Rory Meakin is Head of Tax Policy at the Taxpayers Alliance and was lead researcher to the UK Tax Commission. Follow Rory on Twitter.
For decades, lancing the ugly boil of National Insurance from the none-too-pretty face of the British tax system has been on the wishlist of tax reform campaigners and payroll professionals. The complicated system of weekly ‘contributions’ has long since twisted out of its original insurance shape into the current reality of being just another tax on income. Different rules on things such as when it’s applied, who is liable, what is ‘employment’ and what’s allowable as an expense make for a nightmarishly fiddly system that’s a major headache for employers and anyone trying to work out how much they have to pay.
Employer’s National Insurance, the so-called ‘jobs tax’, is particularly unpleasant due to its nature of ultimately being paid for by workers in the form of depressed wage levels while procedurally being a charge landed on employers. That disconnect between the employer who writes the cheque to HMRC and the employee who ends up being worse off because the economic burden is passed on to him via lower wages means it’s particularly lacking in the transparency and simplicity that taxpayers have a right to demand from the system that confiscates their money.

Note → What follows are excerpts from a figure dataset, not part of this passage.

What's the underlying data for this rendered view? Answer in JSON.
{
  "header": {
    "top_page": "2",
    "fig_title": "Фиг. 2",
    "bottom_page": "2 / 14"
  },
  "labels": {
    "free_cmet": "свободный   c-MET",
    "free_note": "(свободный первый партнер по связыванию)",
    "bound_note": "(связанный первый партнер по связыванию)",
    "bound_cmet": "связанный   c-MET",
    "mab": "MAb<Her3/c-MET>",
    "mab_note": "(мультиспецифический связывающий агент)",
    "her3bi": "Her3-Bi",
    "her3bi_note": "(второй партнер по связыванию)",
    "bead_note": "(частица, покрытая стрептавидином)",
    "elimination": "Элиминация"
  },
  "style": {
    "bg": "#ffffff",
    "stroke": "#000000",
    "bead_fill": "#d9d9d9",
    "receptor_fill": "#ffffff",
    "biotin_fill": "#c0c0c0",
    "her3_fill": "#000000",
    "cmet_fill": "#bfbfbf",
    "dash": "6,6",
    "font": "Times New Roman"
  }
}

But which Chancellor wants to be the one to whip out the scalpel and do the deed? Many groups would potentially face a nasty tax hike from a poorly thought-through plan to merge National Insurance with Income Tax. Pensioners, the self-employed, people with two jobs or fluctuating incomes are among those who now benefit from advantages over regular employees in standard PAYE employment, who have to pay more. The status quo is certainly unfair on regular employees, but those who do nicely out of it have every right to object to being lumbered with any more tax.